Originally Posted by Harlequin
Aggressives are messy so going big will help a long way towards water quality issues.
I agree, where did I mention to add aggressive fish in the smaller tank?
Plus if you start small and then go big then most of that gear you have for the small tank will be too small to help much on the bigger tank.
Small tanks and large tanks are filtered totally different... Of course you won't be able to use it. That is why it would be a perfect quarantine tank.
Bigger tanks are way more forgiving, go big as you can you will thank yourself later on trust me.
I agree. But new aquarists also tend to set up large tanks the cheapest way, not the best way. If they have kept a smaller tank then they will understand the differences.
DSB-you dont need 200 pounds of live sand, save a bucket load of money by using 90% not live sand and about 10%
I don't recommend using a DSB on an aggressive tank. Won't even be able to function as a denitrafier. Aggressive fish stir it up too much.
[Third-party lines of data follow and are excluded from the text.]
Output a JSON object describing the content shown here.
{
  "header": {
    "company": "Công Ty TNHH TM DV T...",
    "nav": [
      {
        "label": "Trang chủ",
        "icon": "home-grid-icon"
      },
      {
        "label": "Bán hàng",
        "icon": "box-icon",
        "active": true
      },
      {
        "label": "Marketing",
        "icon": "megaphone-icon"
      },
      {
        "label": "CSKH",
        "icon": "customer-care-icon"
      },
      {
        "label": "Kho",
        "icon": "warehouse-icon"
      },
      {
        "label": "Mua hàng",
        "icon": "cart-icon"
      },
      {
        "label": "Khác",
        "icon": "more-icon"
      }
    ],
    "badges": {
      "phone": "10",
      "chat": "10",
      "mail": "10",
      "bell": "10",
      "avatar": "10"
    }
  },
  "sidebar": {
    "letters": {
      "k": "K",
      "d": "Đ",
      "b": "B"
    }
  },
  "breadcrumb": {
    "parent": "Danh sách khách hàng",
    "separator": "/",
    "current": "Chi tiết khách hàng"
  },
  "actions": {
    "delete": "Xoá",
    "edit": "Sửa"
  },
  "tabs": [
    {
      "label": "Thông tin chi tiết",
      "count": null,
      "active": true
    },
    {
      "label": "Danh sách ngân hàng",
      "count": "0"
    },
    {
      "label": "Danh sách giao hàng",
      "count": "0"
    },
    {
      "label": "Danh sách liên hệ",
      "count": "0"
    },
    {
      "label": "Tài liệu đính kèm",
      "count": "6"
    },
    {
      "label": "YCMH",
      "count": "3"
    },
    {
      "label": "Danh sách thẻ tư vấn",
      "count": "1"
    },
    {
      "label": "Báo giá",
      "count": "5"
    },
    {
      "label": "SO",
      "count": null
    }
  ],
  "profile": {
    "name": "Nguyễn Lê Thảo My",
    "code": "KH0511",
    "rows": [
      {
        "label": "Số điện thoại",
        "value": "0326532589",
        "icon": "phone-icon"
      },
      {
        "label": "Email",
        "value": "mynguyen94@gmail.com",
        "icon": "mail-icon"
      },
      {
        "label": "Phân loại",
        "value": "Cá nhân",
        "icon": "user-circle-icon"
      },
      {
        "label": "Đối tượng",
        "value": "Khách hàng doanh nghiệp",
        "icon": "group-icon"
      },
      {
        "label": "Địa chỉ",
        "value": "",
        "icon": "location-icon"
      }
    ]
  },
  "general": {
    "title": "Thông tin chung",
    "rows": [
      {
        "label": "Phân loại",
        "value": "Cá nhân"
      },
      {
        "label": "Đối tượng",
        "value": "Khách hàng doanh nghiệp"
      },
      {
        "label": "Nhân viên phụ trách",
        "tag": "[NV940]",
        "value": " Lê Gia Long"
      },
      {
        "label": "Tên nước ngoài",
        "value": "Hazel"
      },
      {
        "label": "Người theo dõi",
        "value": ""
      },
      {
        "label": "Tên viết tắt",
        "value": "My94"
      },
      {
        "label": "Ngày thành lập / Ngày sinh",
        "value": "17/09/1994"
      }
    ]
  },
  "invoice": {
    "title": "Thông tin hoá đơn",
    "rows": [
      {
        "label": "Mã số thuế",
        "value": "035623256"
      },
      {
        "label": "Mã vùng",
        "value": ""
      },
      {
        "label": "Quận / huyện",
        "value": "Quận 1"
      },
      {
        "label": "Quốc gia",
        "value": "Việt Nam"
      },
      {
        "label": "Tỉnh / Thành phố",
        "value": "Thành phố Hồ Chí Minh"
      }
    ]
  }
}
LR- Especially true of a big tank with lots of rock, use base rock as the majority of your rock and then cover that with LR. Same as sand, it will all eventually turn live but at a fraction of the cost
Yes, but aggressive tanks don't have to have live rock anyway. Many triggers will just turn it into rubble anyway.
Home Depot for lighting needs heheh, its not a reef tank so lighting really doesnt matter much, just research the bulb colors you want.
Yes, but some lighting improves the color of fish and wrong spectrum lighting can increase algae.